Baca berita dengan sedikit iklan, klik di sini
Kostas Efthimiadis berdiri sejenak di luar gedung kantor yang mengurus penganggur di pusat Kota Athena, Yunani, pekan lalu. Pria 29 tahun itu menunjuk ke sebuah dinding sarat grafiti di seberang jalan. Di dinding kusam itu terpampang sebuah kata dengan huruf besar: "Vasanizomai".
"Kata itu berarti 'saya menderita'," ujarnya seperti dikutip Oman Observer, Senin pekan lalu. Bagi Efthimiadis, kata itu mewakili apa yang sedang dialami generasinya. Menurut survei, tingkat pengangguran di Yunani pada Juni lalu mencapai 27,9 persen. Itu berarti sekitar 3 juta orang di negara tersebut menganggur. Sebagian besar dari mereka adalah pekerja muda.
Yunani merupakan negara anggota Uni Eropa pertama yang dihantam krisis pada 2008. Uni Eropa dengan prakarsa Jerman—negara dengan ekonomi terkuat di zona euro—telah mengucurkan dua paket bantuan sebesar 240 miliar euro atau setara dengan Rp 3.663 triliun. Jerman di bawah pemerintahan Kanselir Angela Merkel pun memberikan bantuan US$ 28,5 miliar. Tapi, seperti diakui Perdana Menteri Yunani Antonis Samaras, negaranya membutuhkan lebih banyak bantuan dan baru bisa pulih dari krisis pada 2019.
Efthimiadis, yang baru kehilangan pekerjaan di bengkel mobil, mengatakan sebagian besar rakyat Yunani pesimistis Merkel dapat berbuat banyak menolong Yunani. Sebab, dalam beberapa tahun terakhir, Merkel terus menyerukan penghematan anggaran, baik di dalam negeri maupun di negara-negara yang menerima bantuan Uni Eropa.
Seperti dikutip Deutsche Welle, Merkel dan Presiden Prancis Francois Hollande tak sepaham dengan langkah-langkah pengetatan disiplin anggaran negara-negara anggota Uni Eropa. Prancis, yang sedang kesulitan ekonomi, melakukan investasi besar di dalam negeri, kendati ini akan memperbesar defisit anggarannya.
Prancis meminta dana investasi dikeluarkan dari defisit anggaran. Prancis beranggapan, dalam masa krisis, negara harus berinvestasi besar untuk menggerakkan roda perekonomian. Dalam pertemuan para pemimpin Uni Eropa akhir tahun lalu di Brussel, Belgia, Hollande menyatakan negara yang lebih makmur harus membantu negara yang memiliki utang besar.

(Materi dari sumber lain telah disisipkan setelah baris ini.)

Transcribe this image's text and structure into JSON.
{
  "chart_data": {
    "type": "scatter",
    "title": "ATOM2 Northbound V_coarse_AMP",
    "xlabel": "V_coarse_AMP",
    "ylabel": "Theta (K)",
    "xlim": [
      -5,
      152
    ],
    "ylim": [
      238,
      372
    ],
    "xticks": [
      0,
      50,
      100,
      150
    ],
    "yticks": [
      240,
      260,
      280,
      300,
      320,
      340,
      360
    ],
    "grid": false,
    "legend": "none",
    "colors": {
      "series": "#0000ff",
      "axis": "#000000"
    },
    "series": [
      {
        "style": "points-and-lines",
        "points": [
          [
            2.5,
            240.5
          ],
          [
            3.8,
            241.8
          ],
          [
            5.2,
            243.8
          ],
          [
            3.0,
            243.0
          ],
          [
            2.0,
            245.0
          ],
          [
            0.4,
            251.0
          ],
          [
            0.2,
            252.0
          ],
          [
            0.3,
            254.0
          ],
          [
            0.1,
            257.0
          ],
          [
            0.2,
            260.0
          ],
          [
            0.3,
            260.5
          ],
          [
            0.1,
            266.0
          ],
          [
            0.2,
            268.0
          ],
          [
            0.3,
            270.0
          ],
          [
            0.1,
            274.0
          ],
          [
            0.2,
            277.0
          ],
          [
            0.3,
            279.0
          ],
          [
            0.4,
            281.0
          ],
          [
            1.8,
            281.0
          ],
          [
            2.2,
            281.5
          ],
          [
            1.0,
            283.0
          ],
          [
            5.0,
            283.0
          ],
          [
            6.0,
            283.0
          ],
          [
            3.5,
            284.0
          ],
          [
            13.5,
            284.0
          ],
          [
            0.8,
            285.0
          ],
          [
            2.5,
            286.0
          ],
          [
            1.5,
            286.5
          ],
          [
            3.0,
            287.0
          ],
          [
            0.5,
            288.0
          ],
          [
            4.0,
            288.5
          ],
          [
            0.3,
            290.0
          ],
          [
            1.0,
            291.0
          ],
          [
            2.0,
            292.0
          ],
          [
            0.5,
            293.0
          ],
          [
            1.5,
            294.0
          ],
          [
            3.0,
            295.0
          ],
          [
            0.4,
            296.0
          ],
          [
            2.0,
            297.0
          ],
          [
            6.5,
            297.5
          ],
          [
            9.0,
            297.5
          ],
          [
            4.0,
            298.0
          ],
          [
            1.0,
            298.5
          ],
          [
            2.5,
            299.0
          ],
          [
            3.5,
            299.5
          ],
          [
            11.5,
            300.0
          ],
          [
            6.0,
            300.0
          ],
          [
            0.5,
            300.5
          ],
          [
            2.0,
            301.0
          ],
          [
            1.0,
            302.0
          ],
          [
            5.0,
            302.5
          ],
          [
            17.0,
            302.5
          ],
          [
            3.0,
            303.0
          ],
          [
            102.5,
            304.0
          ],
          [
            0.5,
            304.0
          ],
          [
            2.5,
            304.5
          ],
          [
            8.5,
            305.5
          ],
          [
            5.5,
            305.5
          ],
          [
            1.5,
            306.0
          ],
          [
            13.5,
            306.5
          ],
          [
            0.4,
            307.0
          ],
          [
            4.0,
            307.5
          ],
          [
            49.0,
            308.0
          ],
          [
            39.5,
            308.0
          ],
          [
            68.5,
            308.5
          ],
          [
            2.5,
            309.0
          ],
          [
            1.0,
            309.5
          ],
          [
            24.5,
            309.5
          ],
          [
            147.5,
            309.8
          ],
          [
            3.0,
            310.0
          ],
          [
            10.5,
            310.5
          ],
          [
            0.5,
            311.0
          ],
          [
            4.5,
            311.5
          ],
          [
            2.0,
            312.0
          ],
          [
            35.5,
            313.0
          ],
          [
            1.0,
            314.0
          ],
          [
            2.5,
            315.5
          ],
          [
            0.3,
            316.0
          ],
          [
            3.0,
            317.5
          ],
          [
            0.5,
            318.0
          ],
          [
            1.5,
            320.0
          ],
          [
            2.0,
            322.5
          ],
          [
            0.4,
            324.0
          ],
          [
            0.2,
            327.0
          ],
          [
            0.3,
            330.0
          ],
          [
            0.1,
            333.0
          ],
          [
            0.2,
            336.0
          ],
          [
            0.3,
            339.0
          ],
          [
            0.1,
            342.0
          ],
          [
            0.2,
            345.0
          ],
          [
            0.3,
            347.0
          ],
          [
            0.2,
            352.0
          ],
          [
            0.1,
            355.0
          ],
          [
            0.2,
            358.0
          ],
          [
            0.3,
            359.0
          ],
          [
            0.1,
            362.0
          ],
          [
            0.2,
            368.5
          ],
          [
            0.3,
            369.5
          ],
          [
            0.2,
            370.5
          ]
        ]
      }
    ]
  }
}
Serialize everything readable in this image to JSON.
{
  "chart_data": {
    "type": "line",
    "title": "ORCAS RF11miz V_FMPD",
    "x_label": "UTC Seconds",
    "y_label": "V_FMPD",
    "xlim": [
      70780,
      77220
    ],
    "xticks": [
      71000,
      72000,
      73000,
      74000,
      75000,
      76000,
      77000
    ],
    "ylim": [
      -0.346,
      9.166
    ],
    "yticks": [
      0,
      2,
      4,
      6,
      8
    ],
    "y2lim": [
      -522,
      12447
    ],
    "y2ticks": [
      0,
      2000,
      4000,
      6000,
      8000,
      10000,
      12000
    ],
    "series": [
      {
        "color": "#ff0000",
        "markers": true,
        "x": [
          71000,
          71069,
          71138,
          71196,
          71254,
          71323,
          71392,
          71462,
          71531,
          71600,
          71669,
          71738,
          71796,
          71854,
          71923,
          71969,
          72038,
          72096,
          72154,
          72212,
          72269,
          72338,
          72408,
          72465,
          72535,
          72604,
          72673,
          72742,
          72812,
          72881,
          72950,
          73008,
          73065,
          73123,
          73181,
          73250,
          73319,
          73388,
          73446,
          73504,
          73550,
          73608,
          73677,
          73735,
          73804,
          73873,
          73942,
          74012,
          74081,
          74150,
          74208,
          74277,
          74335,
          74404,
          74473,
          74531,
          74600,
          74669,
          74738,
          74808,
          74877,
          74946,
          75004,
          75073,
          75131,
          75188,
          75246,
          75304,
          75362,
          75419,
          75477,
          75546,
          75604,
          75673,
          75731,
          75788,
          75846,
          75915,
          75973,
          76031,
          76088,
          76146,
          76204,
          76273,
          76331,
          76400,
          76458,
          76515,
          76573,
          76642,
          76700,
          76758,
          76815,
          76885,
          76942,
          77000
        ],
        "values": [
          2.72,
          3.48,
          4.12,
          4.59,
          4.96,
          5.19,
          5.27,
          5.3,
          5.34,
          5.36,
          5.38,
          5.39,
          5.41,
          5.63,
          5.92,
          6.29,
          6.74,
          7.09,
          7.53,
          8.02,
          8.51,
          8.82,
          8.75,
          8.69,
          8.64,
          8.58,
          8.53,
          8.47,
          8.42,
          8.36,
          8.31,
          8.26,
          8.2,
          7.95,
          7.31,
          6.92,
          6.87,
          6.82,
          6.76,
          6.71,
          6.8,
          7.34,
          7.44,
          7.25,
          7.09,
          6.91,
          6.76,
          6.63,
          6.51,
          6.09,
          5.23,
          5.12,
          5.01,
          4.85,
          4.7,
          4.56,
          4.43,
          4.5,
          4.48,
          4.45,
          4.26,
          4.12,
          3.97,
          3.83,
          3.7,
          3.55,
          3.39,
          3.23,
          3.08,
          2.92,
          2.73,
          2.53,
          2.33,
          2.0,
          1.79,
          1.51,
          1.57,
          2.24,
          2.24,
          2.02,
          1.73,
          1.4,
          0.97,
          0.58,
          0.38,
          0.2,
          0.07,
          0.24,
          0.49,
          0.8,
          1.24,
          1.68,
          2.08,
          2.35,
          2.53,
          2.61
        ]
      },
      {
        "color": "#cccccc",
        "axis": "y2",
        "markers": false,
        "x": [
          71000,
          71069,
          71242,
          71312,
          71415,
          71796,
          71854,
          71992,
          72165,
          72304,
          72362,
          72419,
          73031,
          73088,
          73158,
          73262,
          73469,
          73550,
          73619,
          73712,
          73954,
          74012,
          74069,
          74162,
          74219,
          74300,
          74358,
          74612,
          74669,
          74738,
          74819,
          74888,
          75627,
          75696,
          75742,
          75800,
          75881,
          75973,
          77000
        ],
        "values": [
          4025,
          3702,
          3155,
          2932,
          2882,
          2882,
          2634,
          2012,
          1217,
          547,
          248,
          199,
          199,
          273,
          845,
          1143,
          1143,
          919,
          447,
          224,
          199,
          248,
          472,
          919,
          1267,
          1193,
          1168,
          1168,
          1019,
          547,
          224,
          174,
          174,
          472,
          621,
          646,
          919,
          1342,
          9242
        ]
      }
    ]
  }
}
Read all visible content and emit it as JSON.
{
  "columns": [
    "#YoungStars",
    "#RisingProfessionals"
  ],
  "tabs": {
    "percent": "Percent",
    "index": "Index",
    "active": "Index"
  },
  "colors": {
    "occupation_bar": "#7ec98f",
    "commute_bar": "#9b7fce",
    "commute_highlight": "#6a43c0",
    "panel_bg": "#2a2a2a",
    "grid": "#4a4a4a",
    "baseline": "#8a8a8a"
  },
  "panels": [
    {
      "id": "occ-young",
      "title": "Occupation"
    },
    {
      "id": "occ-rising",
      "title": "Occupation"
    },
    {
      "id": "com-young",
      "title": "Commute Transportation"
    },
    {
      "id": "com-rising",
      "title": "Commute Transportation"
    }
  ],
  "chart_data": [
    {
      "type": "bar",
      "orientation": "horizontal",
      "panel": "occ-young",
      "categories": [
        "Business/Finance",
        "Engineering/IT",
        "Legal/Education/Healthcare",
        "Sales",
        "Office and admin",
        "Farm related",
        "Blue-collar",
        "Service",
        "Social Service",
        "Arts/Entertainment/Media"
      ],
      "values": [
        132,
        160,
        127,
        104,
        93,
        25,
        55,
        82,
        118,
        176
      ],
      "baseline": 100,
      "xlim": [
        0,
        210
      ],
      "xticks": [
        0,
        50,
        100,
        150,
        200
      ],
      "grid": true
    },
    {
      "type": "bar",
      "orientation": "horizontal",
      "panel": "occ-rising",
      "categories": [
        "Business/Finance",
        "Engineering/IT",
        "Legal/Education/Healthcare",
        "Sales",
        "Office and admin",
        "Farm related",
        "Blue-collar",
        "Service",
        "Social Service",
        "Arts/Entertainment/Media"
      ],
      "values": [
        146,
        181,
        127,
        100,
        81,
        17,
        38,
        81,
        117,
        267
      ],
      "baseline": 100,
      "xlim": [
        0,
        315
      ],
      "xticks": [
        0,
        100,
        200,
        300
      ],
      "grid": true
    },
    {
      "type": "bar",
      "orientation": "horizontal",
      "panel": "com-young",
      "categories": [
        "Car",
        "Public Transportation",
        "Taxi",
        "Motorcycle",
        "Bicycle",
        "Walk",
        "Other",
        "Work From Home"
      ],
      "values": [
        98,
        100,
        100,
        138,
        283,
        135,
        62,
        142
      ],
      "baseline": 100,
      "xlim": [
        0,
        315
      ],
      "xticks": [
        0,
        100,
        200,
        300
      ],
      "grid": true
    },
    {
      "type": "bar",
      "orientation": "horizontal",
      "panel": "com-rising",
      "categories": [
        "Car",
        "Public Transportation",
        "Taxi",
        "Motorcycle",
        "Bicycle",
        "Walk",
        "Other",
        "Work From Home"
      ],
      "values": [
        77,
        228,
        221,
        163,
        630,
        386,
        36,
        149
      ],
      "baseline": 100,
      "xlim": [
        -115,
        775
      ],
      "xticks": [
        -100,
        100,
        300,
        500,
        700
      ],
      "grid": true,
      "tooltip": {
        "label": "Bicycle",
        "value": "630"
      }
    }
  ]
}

Namun Merkel tak setuju. Ia mengatakan setiap negara harus mendahulukan penghematan dan pembaruan ekonomi agar tak kalah bersaing. Menurut Reuters, dalam sebuah survei yang dirilis majalah Jerman, Stern, pada Juni lalu, dua pertiga penduduk Jerman menginginkan Merkel terus memaksa Yunani menghemat anggarannya.
Langkah penghematan itu ditentang berbagai kalangan di Yunani. Mereka khawatir, bila Merkel menang dalam pemilihan umum Jerman pada 22 September 2013, ia akan memotong bantuan untuk negara-negara Eropa selatan yang tertimpa krisis paling parah. "Dalam skenario lebih buruk, akhirnya akan mengantar Yunani ke mulut serigala."
Tak mengherankan bila warga Yunani dan negara-negara zona euro lainnya menunggu dengan harap-harap cemas hasil pemilu legislatif Jerman. Dalam pemilihan yang diikuti lima partai, Merkel—yang menjadi calon Uni Kristen Demokrat—akan bertarung melawan pesaing terberatnya dari Partai Sosial Demokrat, Peer Steinbrueck, menteri keuangan pada periode pertama pemerintahan Merkel.
Sejumlah pengamat setuju dengan perkiraan, bila Merkel terpilih kembali untuk ketiga kalinya sebagai kanselir, ia akan memotong anggaran negaranya. "Pemerintah kami telah berharap banyak pada pemilu Jerman agar pemilu menghasilkan bantuan bagi rakyat Yunani. Tapi rakyat Yunani sebenarnya tak percaya itu," ujar Yanis Varoufakis, profesor ekonomi di University of Athens.
Benua Biru menginginkan Jerman bergerak cepat bersama perbankan Uni Eropa membuat kebijakan ekonomi, yang dapat membantu mempercepat pertumbuhan ekonomi dan memerangi pengangguran. Negara-negara anggota Uni Eropa memperkirakan Merkel bakal memenangi pemilu dan mereka berharap perempuan 59 tahun itu membentuk koalisi besar dengan Partai Sosial Demokrat, partai berhaluan tengah-kiri yang lebih mendukung bantuan keuangan bagi negara Eropa yang tertimpa krisis.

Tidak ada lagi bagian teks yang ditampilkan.